KeyStats when it was built didn’t consider the datasets for some clients being so large. For one client they’re running reports every 5 minutes on a dataset with > 2 million entries. Whilst the servers can do this processing, before fixes were put in place, the servers were performing this report 10 times per second, with an updated report being requested before previous ones had even been served. This is why KeyStat mirroring was introduced.
3 Physical Servers
The physical infrastructure changed from
to
Key Notes
- bxp API is available only through the firewall but for ease of diagram is posted differently above.
- USB1 is conceptual for off-site data removal procedures. Ports restricted and bitlocker required on any connection.
- Db2, will become an active server, rather than a passive backup server.
- The hard drives in the Db servers are being changed from 7200 rpm drives to Solid State Drives, which will see throughput increase over 10 fold.
- The cost of rental of course will increase for All n One, but this reinvestment reflects our commitment to quality service delivery.
- A new web server will be introduced (W3) but not as a public facing server but instead as a processing server for large cost output.
- By allowing W3 to perform high CPU based calculations and to do advanced data processing tasks, we have to put the solution onto a server that won’t affect the OLTP nature of our webservers, W1 and W2 effectively.
- Previously if we’d used Db1, the tables would lock and the tills still would have been unusable. Instead, we’re able to allow W3 to chat to Db2, which is being kept up to date in real time. This means the tills aren’t affected and yet we can do very memory intensive operations.
- This change addresses KeyStats generation speed issues, as they will be created on W3.
4 Server Operating Systems
The operating systems driving the servers was previous Windows Server 2008 R2 which has been upgraded to Windows Server 2012 R2.
- Windows 2008 R2 SP1 has an end of life Jan/14/2020
- Windows 2012 R2 has an end of life Jan/10/2023
http://www.mirazon.com/a-comprehensive-guide-to-microsoft-end-of-support/
The option for not selecting Windows Server 2016 was that the release date of 2016 was September 26, 2016. At time of planning, the risk of early adoption was considered too high to implement.
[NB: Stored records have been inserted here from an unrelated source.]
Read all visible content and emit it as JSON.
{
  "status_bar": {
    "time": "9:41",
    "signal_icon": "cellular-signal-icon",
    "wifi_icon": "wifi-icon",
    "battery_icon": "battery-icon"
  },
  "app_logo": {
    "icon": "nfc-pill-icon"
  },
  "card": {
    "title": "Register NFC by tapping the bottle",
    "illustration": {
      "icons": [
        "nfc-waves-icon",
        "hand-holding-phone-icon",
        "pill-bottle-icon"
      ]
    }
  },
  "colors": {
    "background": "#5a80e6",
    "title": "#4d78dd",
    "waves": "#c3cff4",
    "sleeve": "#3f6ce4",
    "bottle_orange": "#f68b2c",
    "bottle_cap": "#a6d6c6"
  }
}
Supporting software, , primarily MySQL, was not approved for Windows Server 2016 compatibility during planning.
All n One have always positioned ourselves as Late Majority for security reasons
5 Database engine upgrade
The MySQL engine was upgraded from v5.6 to v5.7. https://dev.mysql.com/doc/refman/5.7/en/mysql-nutshell.html
This change also saw the introduction of live data replication.
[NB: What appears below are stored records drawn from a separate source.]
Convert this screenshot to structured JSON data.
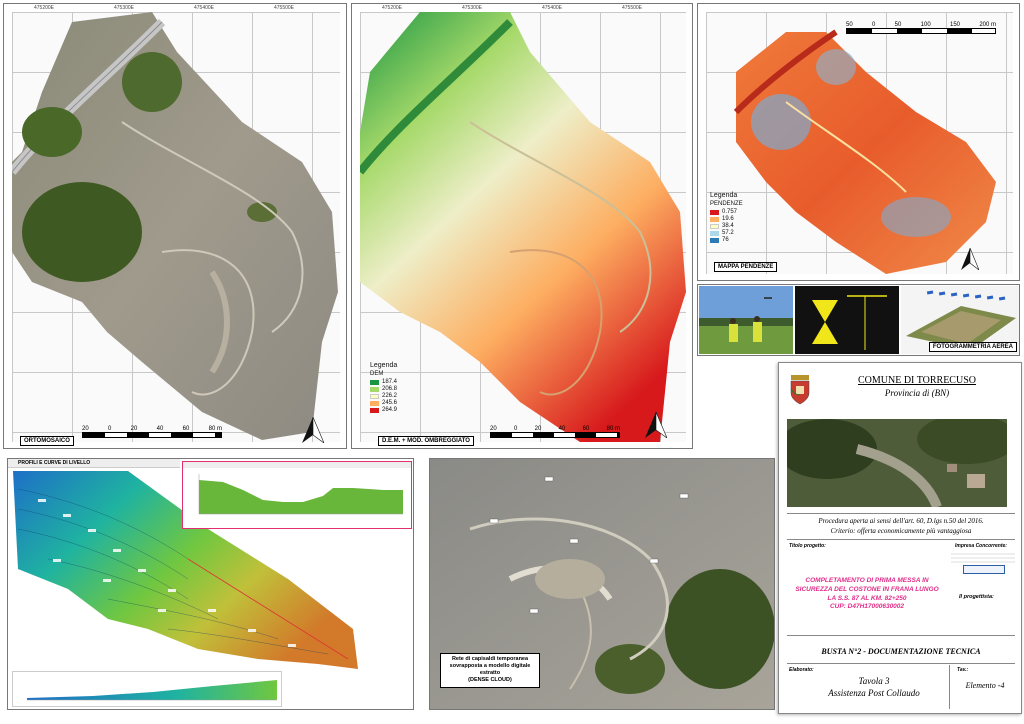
{
  "panels": {
    "orthomosaic": {
      "label": "ORTOMOSAICO",
      "scale_labels": [
        "20",
        "0",
        "20",
        "40",
        "60",
        "80 m"
      ],
      "x_ticks": [
        "475200E",
        "475300E",
        "475400E",
        "475500E"
      ],
      "y_ticks": [
        "4561200N",
        "4561100N",
        "4561000N",
        "4560900N",
        "4560800N",
        "4560700N"
      ]
    },
    "dem": {
      "label": "D.E.M. + MOD. OMBREGGIATO",
      "scale_labels": [
        "20",
        "0",
        "20",
        "40",
        "60",
        "80 m"
      ],
      "x_ticks": [
        "475200E",
        "475300E",
        "475400E",
        "475500E"
      ],
      "legend_title": "Legenda",
      "legend_subtitle": "DEM",
      "legend_items": [
        {
          "value": "187.4",
          "color": "#1a9641"
        },
        {
          "value": "206.8",
          "color": "#a6d96a"
        },
        {
          "value": "226.2",
          "color": "#ffffbf"
        },
        {
          "value": "245.6",
          "color": "#fdae61"
        },
        {
          "value": "264.9",
          "color": "#d7191c"
        }
      ]
    },
    "slope": {
      "label": "MAPPA PENDENZE",
      "scale_labels": [
        "50",
        "0",
        "50",
        "100",
        "150",
        "200 m"
      ],
      "x_ticks": [
        "475200E",
        "475300E",
        "475400E",
        "475500E"
      ],
      "legend_title": "Legenda",
      "legend_subtitle": "PENDENZE",
      "legend_items": [
        {
          "value": "0.757",
          "color": "#d7191c"
        },
        {
          "value": "19.6",
          "color": "#fdae61"
        },
        {
          "value": "38.4",
          "color": "#ffffbf"
        },
        {
          "value": "57.2",
          "color": "#abd9e9"
        },
        {
          "value": "76",
          "color": "#2c7bb6"
        }
      ]
    },
    "aerial": {
      "label": "FOTOGRAMMETRIA AEREA"
    },
    "profiles": {
      "label": "PROFILI E CURVE DI LIVELLO"
    },
    "dense_cloud": {
      "caption_lines": [
        "Rete di capisaldi temporanea",
        "sovrapposta a modello digitale estratto",
        "(DENSE CLOUD)"
      ]
    }
  },
  "title_block": {
    "municipality": "COMUNE DI TORRECUSO",
    "province": "Provincia di (BN)",
    "procedure_line1": "Procedura aperta ai sensi dell'art. 60, D.lgs n.50 del 2016.",
    "procedure_line2": "Criterio: offerta economicamente più vantaggiosa",
    "project_label": "Titolo progetto:",
    "company_label": "Impresa Concorrente:",
    "project_lines": [
      "COMPLETAMENTO DI PRIMA MESSA IN",
      "SICUREZZA DEL COSTONE IN FRANA LUNGO",
      "LA S.S. 87 AL KM. 82+250",
      "CUP: D47H17000630002"
    ],
    "designer_label": "Il progettista:",
    "envelope": "BUSTA N°2 - DOCUMENTAZIONE TECNICA",
    "elaborate_label": "Elaborato:",
    "tav_label": "Tav.:",
    "tavola": "Tavola 3",
    "subtitle": "Assistenza Post Collaudo",
    "element": "Elemento -4"
  }
}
https://dev.mysql.com/doc/refman/5.6/en/replication.html
Server replication down time was reduced from 4 hour turn around to 180 second swap over in worst case scenarios.
6 Schedule notes
All n One are operationally dependant on Sungard implementing their solution. As soon as firm dates are supplied All n One can supply those to you our clients.
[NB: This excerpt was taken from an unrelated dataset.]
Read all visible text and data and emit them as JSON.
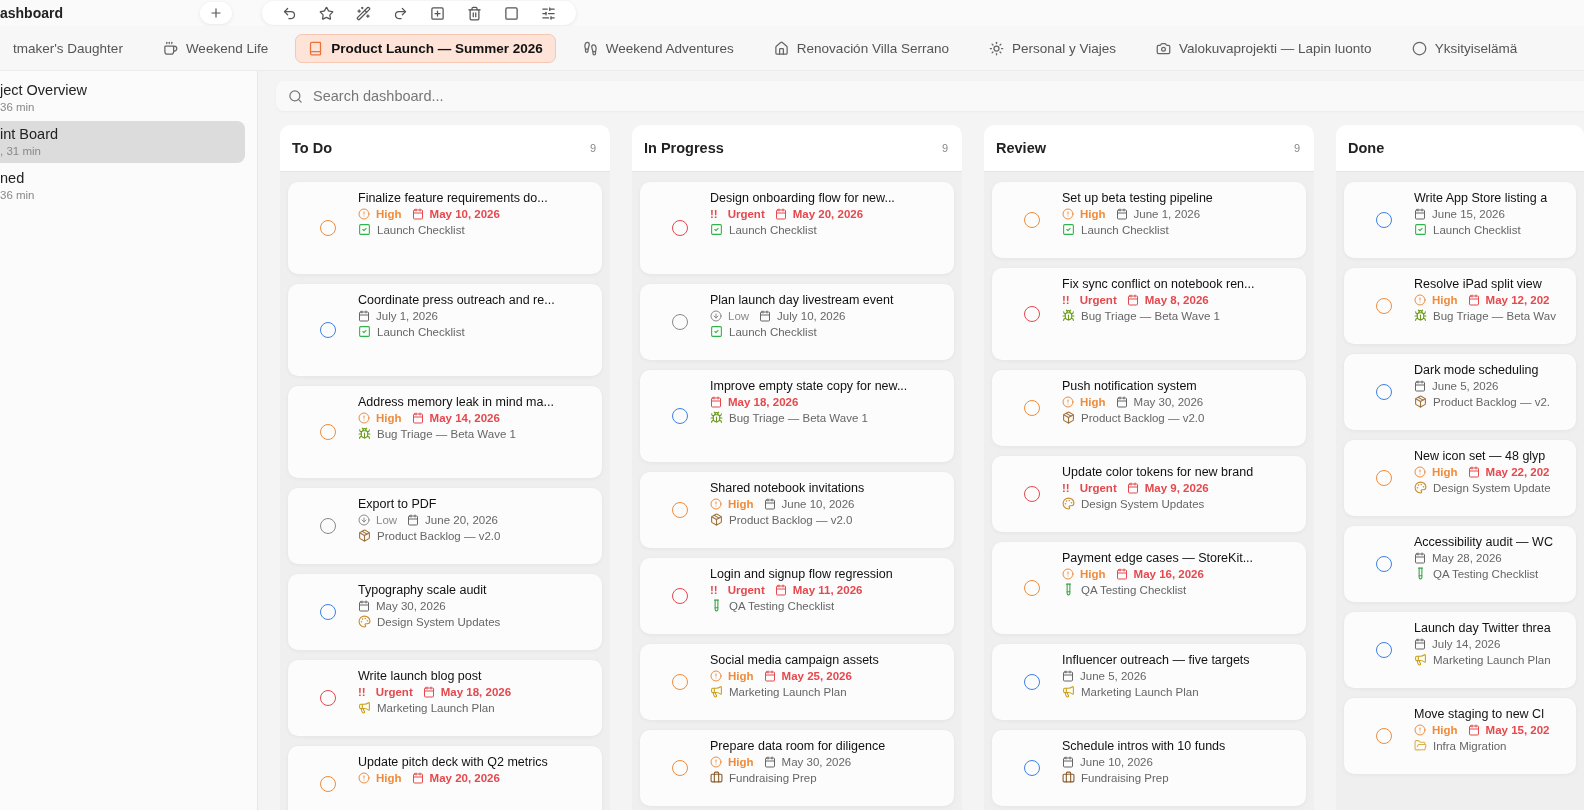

We’re not resting on our laurels though and have gone with very guesstimated timelines.
| Date | Notes |
|---|---|
| 2017-01-14 | MySQL 5.7 installed on Db2 and confirmed working |
| 2017-01-21 | Demonstration instance of bxp will be rerouted to Db2 in a live environment |
| 2017-01-28 | Db1 upgrade to MySQL 5.7 |
| 2017-02-04 | Live replication from Db1 to Db2 and change to all instances to allow live swap in the event of Db1 unavailable. |
| 2017-02-05 | Test failure of Db1, to simulate transfer |
| 2017-02-11 | Live setup of new infrastructure |
| 2017-02-18 | Migration of services from current infrastructure to new infrastructure (Actually moved 26th March 2017 due to staff availability) |
| 2017-02-25 | KeyStat generation and all scheduled processes to be migrated to Web3 |
| 2014-03-04 | Migration of Mailbee to W3 process |
If the new live server infrastructure becomes available earlier or later this schedule will alter.